“Il 16 ottobre 2020 alle 16:54, nella persona di Samuel Paty, il terrorismo islamista ha raggiunto la scuola, cuore pulsante della Repubblica. Samuel Paty non era un simbolo, non era il martire di nessuna causa. Non aveva scelto di morire in difesa di alcun principio. Ma, grazie a lui, gran parte di ciò che siamo come società è stata raggiunta. Questa Repubblica di insegnanti e professori, di cui tutti i cittadini sono eredi e di cui Samuel Paty è stato l'incarnazione, comincia con la libertà di espressione che non è nulla senza l'educazione offerta a tutti…”
Con queste parole unificanti si apre lunedì 16 dicembre l'atto d'accusa presentato dai due rappresentanti della Procura nazionale antiterrorismo (PNAT), Marine Valentin e Nicolas Braconnay, contro gli otto imputati processati per l'assassinio storico e il professore di geografia Samuel Paty, decapitato a pochi metri dal suo collegio a Conflans-Sainte-Honorine (Yvelines) da un jihadista ceceno di 18 anni, Abdoullakh Anzorov.

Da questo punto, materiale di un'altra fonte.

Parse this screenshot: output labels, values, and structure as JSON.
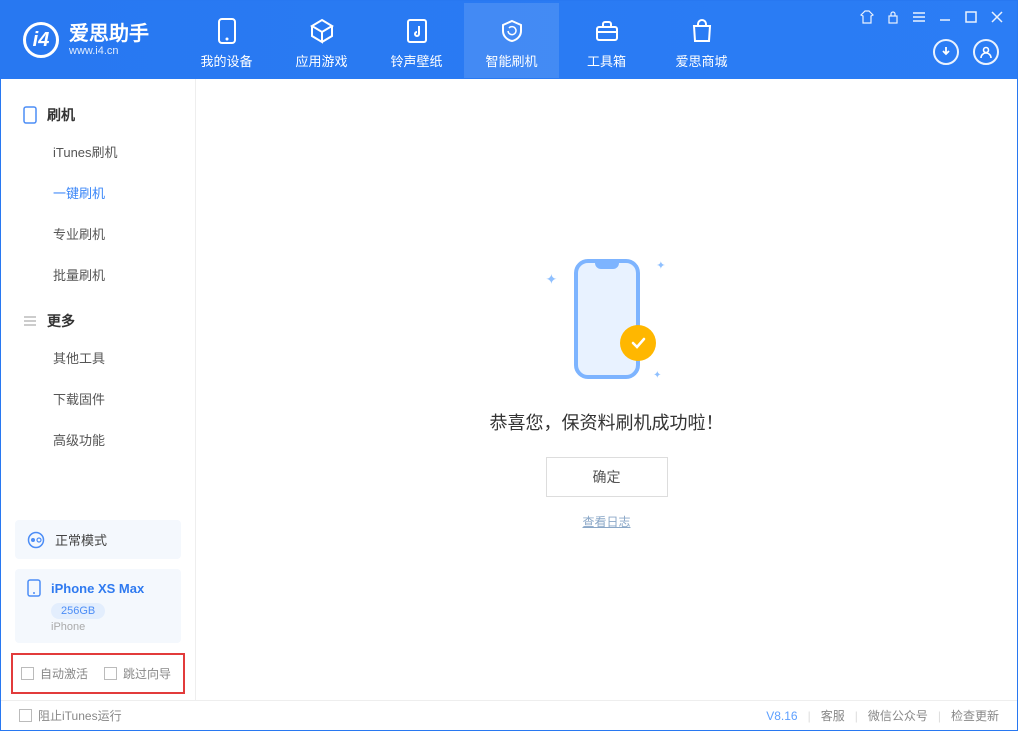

Se questo attacco “ha fratturato la nostra società”Entrambi i magistrati sanno che le aspettative dell'opinione pubblica, e ancor più quelle delle parti civili, talvolta si scontrano con la realtà giuridica di una causa. “È possibile che ciò che diremo non corrisponda completamente alle loro aspettative”hanno avvertito. Infatti, alla luce delle sei settimane di dibattiti trascorsi dall'apertura del processo, il pubblico ministero ha chiesto che le accuse contro la metà degli imputati siano riclassificate verso il basso.